Upon stepping down from the position of Chair in 1984, Dr. Thomas was named Chief, Division of General Surgery at the School of Medicine. In 1989, he began serving the Department of Surgery on a restricted basis, meeting regularly with medical students about their patients, serving actively on faculty committees and, for 20 years, as the surgical liaison to AHEC, the statewide health education organization that provides advanced training to health professionals across North Carolina. Thomas’ devotion to continuing education led to participation in 32 continuing education forums around the nation and in 17 visiting professorships and invited lectureships.

Colin Gordon Thomas, Jr. was respected by his peers as a “surgeon’s surgeon,” the epitome of the caring physician-scholar. His patients came from all walks of life and from all across the state of North Carolina. He was highly regarded for his abilities in the operating room and also in the assessment of what is in the best interests of the patient. “The individual that is regarded as a very good surgeon, he’s not in that category simply because he operates more rapidly or ties a knot more rapidly,” Thomas once said in an interview. “It’s the decisions that he makes as he goes along and the ability to recognize the goals of the operation and what’s important and what is unimportant in trying to achieve those goals.”

Among Thomas’ surgical achievements were the first successful separation of pelvically-conjoined twins. Other contributions include the development of a now-common procedure for correcting intestinal atresia in infants, devising a more effective method of repairing rectal prolapse, and engineering a new approach to the management of selected patients with Hirschsprung’s Disease.

Dr. Thomas viewed teaching as his legacy. Of the many awards he received, the Professor Award bestowed by the students in the School of Medicine in 1962 was one of the most cherished. He continued to work with junior surgery students until his death.
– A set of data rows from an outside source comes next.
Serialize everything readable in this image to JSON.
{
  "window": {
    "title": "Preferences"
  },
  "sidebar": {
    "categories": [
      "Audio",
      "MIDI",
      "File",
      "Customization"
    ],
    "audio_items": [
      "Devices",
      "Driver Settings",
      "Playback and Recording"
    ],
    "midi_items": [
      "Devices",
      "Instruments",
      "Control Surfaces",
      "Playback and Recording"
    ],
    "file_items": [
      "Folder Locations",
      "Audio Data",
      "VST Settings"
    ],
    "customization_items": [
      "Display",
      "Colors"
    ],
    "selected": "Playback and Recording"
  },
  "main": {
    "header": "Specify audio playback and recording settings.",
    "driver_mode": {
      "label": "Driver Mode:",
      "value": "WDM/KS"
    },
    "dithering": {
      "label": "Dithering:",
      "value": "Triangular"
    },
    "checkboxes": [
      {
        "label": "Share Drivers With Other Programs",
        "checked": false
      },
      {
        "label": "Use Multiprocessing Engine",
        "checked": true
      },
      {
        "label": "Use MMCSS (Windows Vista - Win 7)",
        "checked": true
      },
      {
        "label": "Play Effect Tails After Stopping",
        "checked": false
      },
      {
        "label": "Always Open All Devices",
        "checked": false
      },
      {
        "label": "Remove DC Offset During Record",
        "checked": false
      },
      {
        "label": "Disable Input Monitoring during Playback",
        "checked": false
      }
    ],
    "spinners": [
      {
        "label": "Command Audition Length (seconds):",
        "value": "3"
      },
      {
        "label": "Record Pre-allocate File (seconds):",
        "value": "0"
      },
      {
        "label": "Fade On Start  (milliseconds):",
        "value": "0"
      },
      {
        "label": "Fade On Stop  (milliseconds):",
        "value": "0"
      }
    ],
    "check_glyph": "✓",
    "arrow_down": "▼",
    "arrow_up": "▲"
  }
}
Beyond his work as an educator and a physician, Dr. Thomas was internationally recognized for his medical research, particularly in the management of diseases of the thyroid. He developed advances which resulted in non-invasive treatment of carcinoma of the thyroid and established him as one of the world leaders in the field of endocrine surgery. The adjunctive treatment by suppressing the thyroid-stimulating hormone from the pituitary gland is now accepted as component therapy of the most common of thyroid cancers.

Dr. Thomas’ research and medical advancements were published in 165 authored or co-authored scholarly articles. He authored or co-authored 26 book chapters in surgical texts; and co-wrote a history of the surgery department at the UNC School of Medicine.

He was named the Bayh Thomason Doxey-Sanford Doxey Professor of Surgery in 1961. He was the recipient of the Distinguished Service Award from the University of Chicago in 1982, named Tar Heel of the Week in 1983, received the Medical Alumni Distinguished Faculty Award from the University of North Carolina in 1984, the American College of Surgeons Distinguished Leadership Award, North Carolina Chapter, in 1990, and the H. Fleming Fuller Award for the University of North Carolina Hospitals in 1994.

In 1986, the Colin G. Thomas, Jr. Lecture in Surgical Endocrinology was established in his honor, and in 1994 the chairmanship of the Department of Surgery at the School of Medicine was endowed as the Colin G. Thomas, Jr., MD Distinguished Professorship of Surgery.

In 1989 came one of his most cherished honors, the invitation to deliver the Norma Berryhill Distinguished Lecture at the School of Medicine.

Dr. Thomas continued to work in the Department—interviewing resident and faculty candidates and sharing his vast knowledge with his colleagues—right up to the age of 96. He passed away in 2014.